Once I heard that, I was glad to let it happen. I quit focusing on the handicap and began appreciating the gift. It was a case of Christ’s strength moving in on my weakness. Now I take limitations in stride, and with good cheer, these limitations that cut me down to size—abuse, accidents, opposition, bad breaks. I just let Christ take over! And so the weaker I get, the stronger I become. 2 Cor. 12:1-10
This is where it hit me: Paul (formerly Saul of Tarsus) did not receive the ‘thorn in the flesh’ as this is often referred to, while he was acting as a soldier for Rome. It wasn’t while he opposed God; no, it was while he served God. It was while he preached.
You see, before Paul became Paul the apostle, he was Saul, the persecutor of the followers of Christ. Saul was present and oversaw the stoning of Stephen, the first martyr of the New Testament (Acts 7:59). It wasn’t until after Saul had his incredible encounter with the risen Christ in Damascus (Acts 9) that Paul (the new name he was given) began to experience this thorn in his flesh, or handicap. No one knows exactly what this challenge for Paul was. Some speculate that it was a medical issue, like epilepsy, an eye condition, or some other ailment. Others believe it may have been some temptation or even a persistently aggravating person trying to thwart him. Any of these scenarios seem relatable, right? Who of us hasn’t faced illness, temptation, or annoying people who make our jobs miserable at times? I’m no Bible scholar, but since no one has a definitive answer to the question of what Paul’s specific “thorn” was, I have my personal theory.

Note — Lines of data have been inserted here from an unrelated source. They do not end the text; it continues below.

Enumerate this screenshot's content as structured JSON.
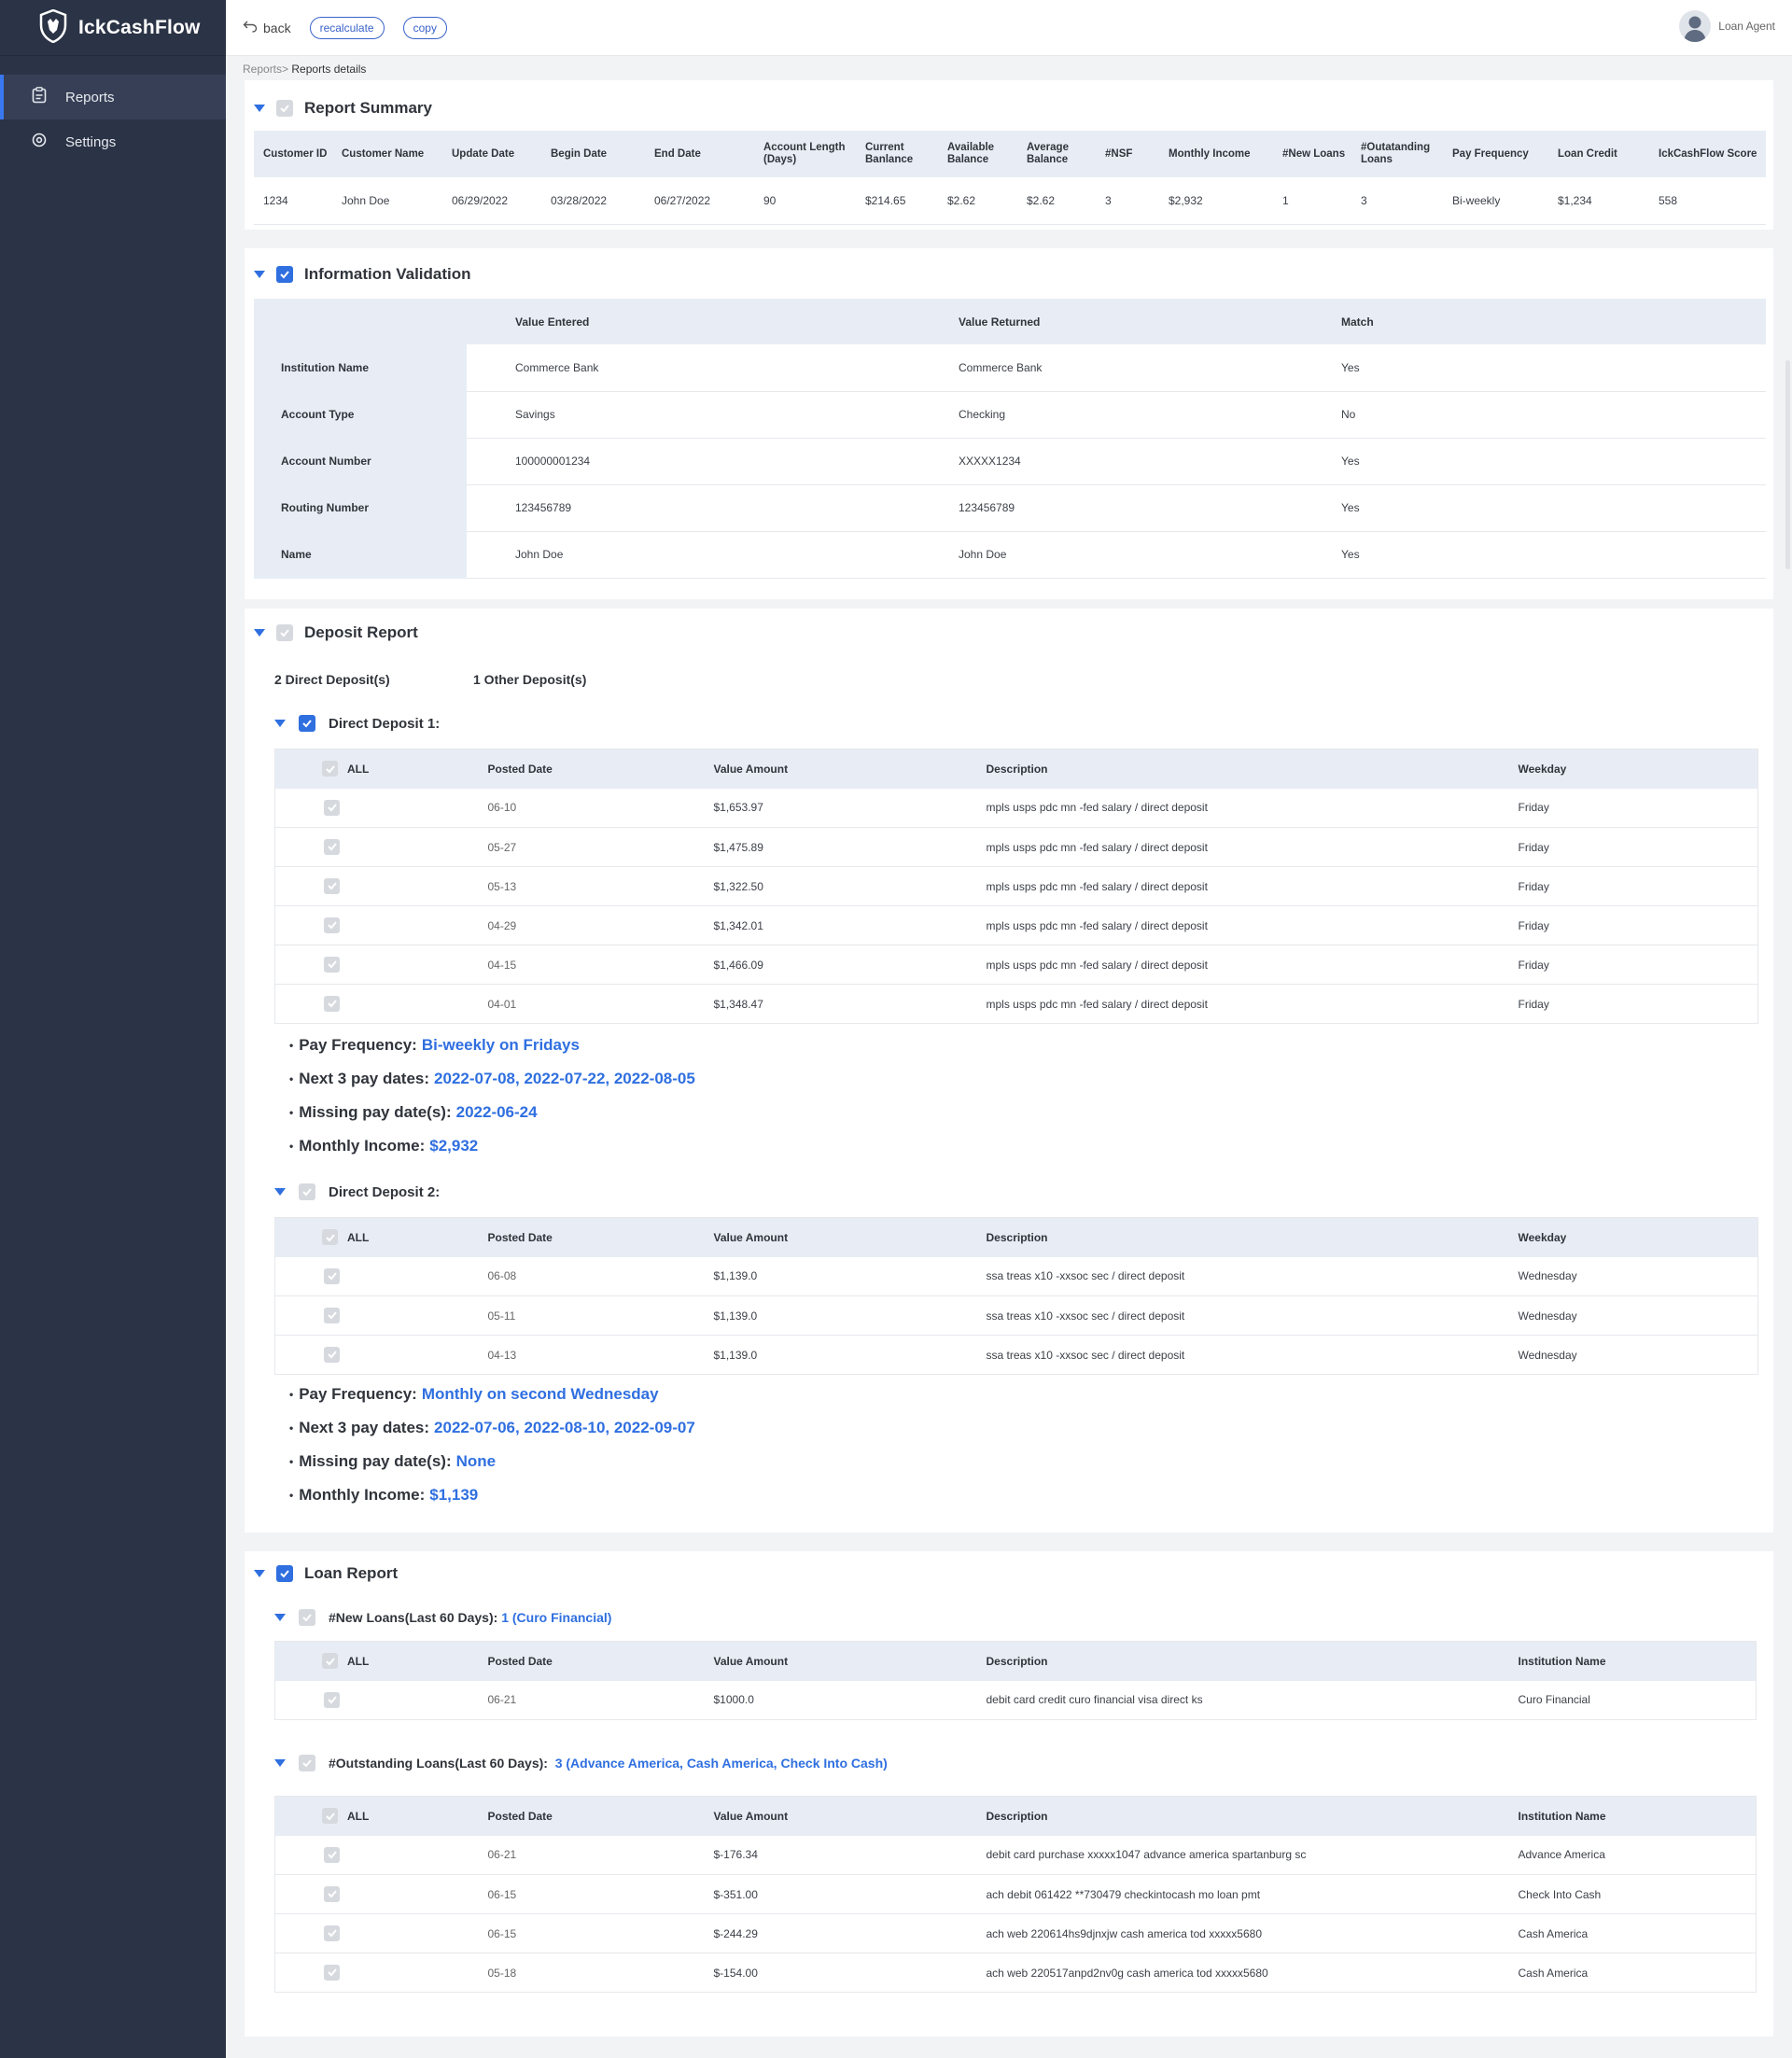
{
  "app": {
    "name": "IckCashFlow"
  },
  "sidebar": {
    "items": [
      {
        "label": "Reports"
      },
      {
        "label": "Settings"
      }
    ]
  },
  "topbar": {
    "back": "back",
    "recalculate": "recalculate",
    "copy": "copy",
    "user": "Loan Agent"
  },
  "breadcrumb": {
    "parent": "Reports>",
    "current": "Reports details"
  },
  "summary": {
    "title": "Report Summary",
    "headers": [
      "Customer ID",
      "Customer Name",
      "Update  Date",
      "Begin Date",
      "End Date",
      "Account Length (Days)",
      "Current Banlance",
      "Available Balance",
      "Average Balance",
      "#NSF",
      "Monthly Income",
      "#New Loans",
      "#Outatanding Loans",
      "Pay Frequency",
      "Loan Credit",
      "IckCashFlow Score"
    ],
    "values": [
      "1234",
      "John Doe",
      "06/29/2022",
      "03/28/2022",
      "06/27/2022",
      "90",
      "$214.65",
      "$2.62",
      "$2.62",
      "3",
      "$2,932",
      "1",
      "3",
      "Bi-weekly",
      "$1,234",
      "558"
    ]
  },
  "validation": {
    "title": "Information Validation",
    "headers": [
      "Value Entered",
      "Value Returned",
      "Match"
    ],
    "rows": [
      {
        "label": "Institution Name",
        "entered": "Commerce Bank",
        "returned": "Commerce Bank",
        "match": "Yes"
      },
      {
        "label": "Account Type",
        "entered": "Savings",
        "returned": "Checking",
        "match": "No"
      },
      {
        "label": "Account Number",
        "entered": "100000001234",
        "returned": "XXXXX1234",
        "match": "Yes"
      },
      {
        "label": "Routing Number",
        "entered": "123456789",
        "returned": "123456789",
        "match": "Yes"
      },
      {
        "label": "Name",
        "entered": "John Doe",
        "returned": "John Doe",
        "match": "Yes"
      }
    ]
  },
  "deposit": {
    "title": "Deposit Report",
    "direct_count": "2 Direct Deposit(s)",
    "other_count": "1 Other Deposit(s)",
    "headers": [
      "ALL",
      "Posted Date",
      "Value Amount",
      "Description",
      "Weekday"
    ],
    "groups": [
      {
        "title": "Direct Deposit 1:",
        "rows": [
          {
            "date": "06-10",
            "amount": "$1,653.97",
            "desc": "mpls usps pdc mn -fed salary / direct deposit",
            "day": "Friday"
          },
          {
            "date": "05-27",
            "amount": "$1,475.89",
            "desc": "mpls usps pdc mn -fed salary / direct deposit",
            "day": "Friday"
          },
          {
            "date": "05-13",
            "amount": "$1,322.50",
            "desc": "mpls usps pdc mn -fed salary / direct deposit",
            "day": "Friday"
          },
          {
            "date": "04-29",
            "amount": "$1,342.01",
            "desc": "mpls usps pdc mn -fed salary / direct deposit",
            "day": "Friday"
          },
          {
            "date": "04-15",
            "amount": "$1,466.09",
            "desc": "mpls usps pdc mn -fed salary / direct deposit",
            "day": "Friday"
          },
          {
            "date": "04-01",
            "amount": "$1,348.47",
            "desc": "mpls usps pdc mn -fed salary / direct deposit",
            "day": "Friday"
          }
        ],
        "info": [
          {
            "label": "Pay Frequency:",
            "value": "Bi-weekly on Fridays"
          },
          {
            "label": "Next 3 pay dates:",
            "value": "2022-07-08, 2022-07-22, 2022-08-05"
          },
          {
            "label": "Missing pay date(s):",
            "value": "2022-06-24"
          },
          {
            "label": "Monthly Income:",
            "value": "$2,932"
          }
        ]
      },
      {
        "title": "Direct Deposit 2:",
        "rows": [
          {
            "date": "06-08",
            "amount": "$1,139.0",
            "desc": "ssa treas x10 -xxsoc sec / direct deposit",
            "day": "Wednesday"
          },
          {
            "date": "05-11",
            "amount": "$1,139.0",
            "desc": "ssa treas x10 -xxsoc sec / direct deposit",
            "day": "Wednesday"
          },
          {
            "date": "04-13",
            "amount": "$1,139.0",
            "desc": "ssa treas x10 -xxsoc sec / direct deposit",
            "day": "Wednesday"
          }
        ],
        "info": [
          {
            "label": "Pay Frequency:",
            "value": "Monthly on second Wednesday"
          },
          {
            "label": "Next 3 pay dates:",
            "value": "2022-07-06, 2022-08-10, 2022-09-07"
          },
          {
            "label": "Missing pay date(s):",
            "value": "None"
          },
          {
            "label": "Monthly Income:",
            "value": "$1,139"
          }
        ]
      }
    ]
  },
  "loans": {
    "title": "Loan Report",
    "headers": [
      "ALL",
      "Posted Date",
      "Value Amount",
      "Description",
      "Institution Name"
    ],
    "new": {
      "title": "#New Loans(Last 60 Days):",
      "summary": "1 (Curo Financial)",
      "rows": [
        {
          "date": "06-21",
          "amount": "$1000.0",
          "desc": "debit card credit curo financial visa direct ks",
          "inst": "Curo Financial"
        }
      ]
    },
    "outstanding": {
      "title": "#Outstanding Loans(Last 60 Days):",
      "summary": "3 (Advance America, Cash America, Check Into Cash)",
      "rows": [
        {
          "date": "06-21",
          "amount": "$-176.34",
          "desc": "debit card purchase xxxxx1047 advance america spartanburg sc",
          "inst": "Advance America"
        },
        {
          "date": "06-15",
          "amount": "$-351.00",
          "desc": "ach debit 061422 **730479 checkintocash mo loan pmt",
          "inst": "Check Into Cash"
        },
        {
          "date": "06-15",
          "amount": "$-244.29",
          "desc": "ach web 220614hs9djnxjw cash america tod xxxxx5680",
          "inst": "Cash America"
        },
        {
          "date": "05-18",
          "amount": "$-154.00",
          "desc": "ach web 220517anpd2nv0g cash america tod xxxxx5680",
          "inst": "Cash America"
        }
      ]
    }
  }
}
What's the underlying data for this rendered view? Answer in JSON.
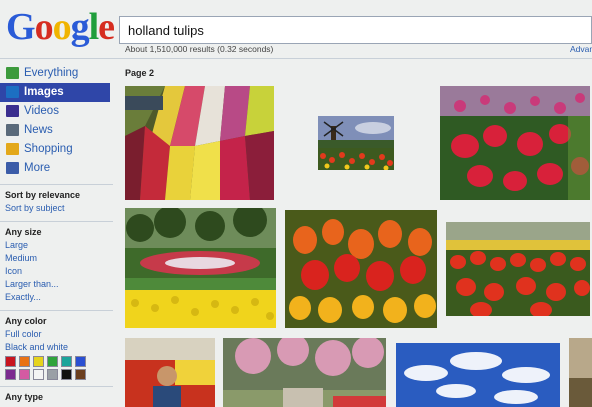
{
  "logo": {
    "letters": [
      "G",
      "o",
      "o",
      "g",
      "l",
      "e"
    ],
    "colors": [
      "#2a5bd7",
      "#d62d20",
      "#f0b400",
      "#2a5bd7",
      "#1f9e3b",
      "#d62d20"
    ]
  },
  "search": {
    "value": "holland tulips"
  },
  "stats": {
    "text": "About 1,510,000 results (0.32 seconds)",
    "advanced": "Advan"
  },
  "nav": [
    {
      "label": "Everything",
      "icon": "everything-icon",
      "color": "#3c9a3c"
    },
    {
      "label": "Images",
      "icon": "images-icon",
      "color": "#1c6fc2"
    },
    {
      "label": "Videos",
      "icon": "videos-icon",
      "color": "#3b2f8f"
    },
    {
      "label": "News",
      "icon": "news-icon",
      "color": "#5a6a7a"
    },
    {
      "label": "Shopping",
      "icon": "shopping-tag-icon",
      "color": "#e3a81a"
    },
    {
      "label": "More",
      "icon": "more-chevron-icon",
      "color": "#3b5ca8"
    }
  ],
  "sort": {
    "relevance": "Sort by relevance",
    "subject": "Sort by subject"
  },
  "size": {
    "title": "Any size",
    "options": [
      "Large",
      "Medium",
      "Icon",
      "Larger than...",
      "Exactly..."
    ]
  },
  "color": {
    "title": "Any color",
    "options": [
      "Full color",
      "Black and white"
    ],
    "swatches": [
      "#c8141e",
      "#e87214",
      "#e6d31c",
      "#2fa33a",
      "#1aa39a",
      "#2a4fd2",
      "#7b2b8f",
      "#d45aa2",
      "#f4f4f4",
      "#9aa0a6",
      "#111111",
      "#6b3f1f"
    ]
  },
  "type": {
    "title": "Any type"
  },
  "page": {
    "label": "Page 2"
  }
}
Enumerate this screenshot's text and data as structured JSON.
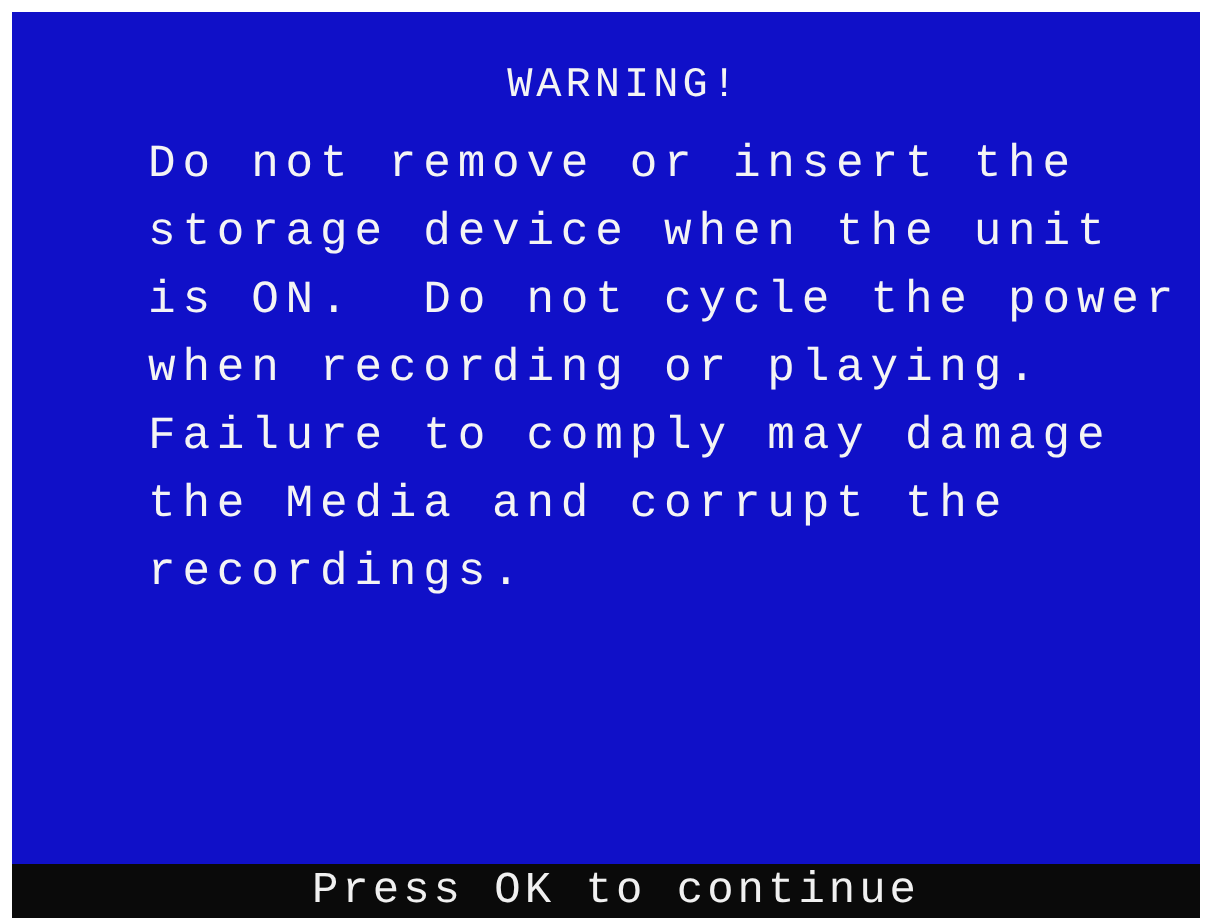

Scripture records Paul as saying, “…so to keep me from becoming conceited because of the surpassing greatness of the revelations, a thorn was given me in the flesh, a messenger of Satan to harass me, to keep me from becoming conceited.” (2 Cor. 12:7). I recently learned that in Hebrew, the satan (pronounced “suh-TAHN”) is not the name of a particular being; rather it is translated as ‘the adversary,’ one who opposes or obstructs another. In Greek, it is more often translated as ‘the slanderer,’ one who accuses.
Taken in this light, I wonder if Paul’s thorn wasn’t a persistent, nagging reminder of who he was in his past, Saul, the cruel, unrelenting persecutor, one who captured new converts and returned them to Rome in chains, a Pharisee among Pharisees who looked on approvingly as believers were martyred. How often does the enemy remind you of your sinful past, pointing out your hypocrisy, your flaws, your grievous falls into temptation. I wonder if the thorn in Paul’s side was just a constant temptation to feel guilt and shame for who he used to be before his extraordinary encounter with the risen Christ. This seems reasonable to me because of God’s response to Paul’s three-time request to remove it completely from him: “My grace is sufficient for you, for my power is made perfect in weakness.” (2 Cor. 12:9).
God says He did not remove the thorn because doing so would have allowed Paul to depend on himself rather than leaning on God’s unmerited favor. It is when we are completely and utterly dependent on that grace, that favor that we do not deserve and could never earn for ourselves, that God’s power can have its full effect in our lives. Only then can we obey and allow God to work in and through us to complete His will.
So, friend, if you are stepping out in faith to follow Christ, if you are willing to take those first baby steps to obey His calling, be ready! There may be a slithering snake in the driveway. There may be major obstacles on the horizon. There may be an accuser asking you, “Who do you think you are? Remember who you used to be?”.
Take heart—- you are in good company! Yes, we have an adversary. But remember, we also have an Advocate in the person of Jesus Christ! His grace is sufficient for you.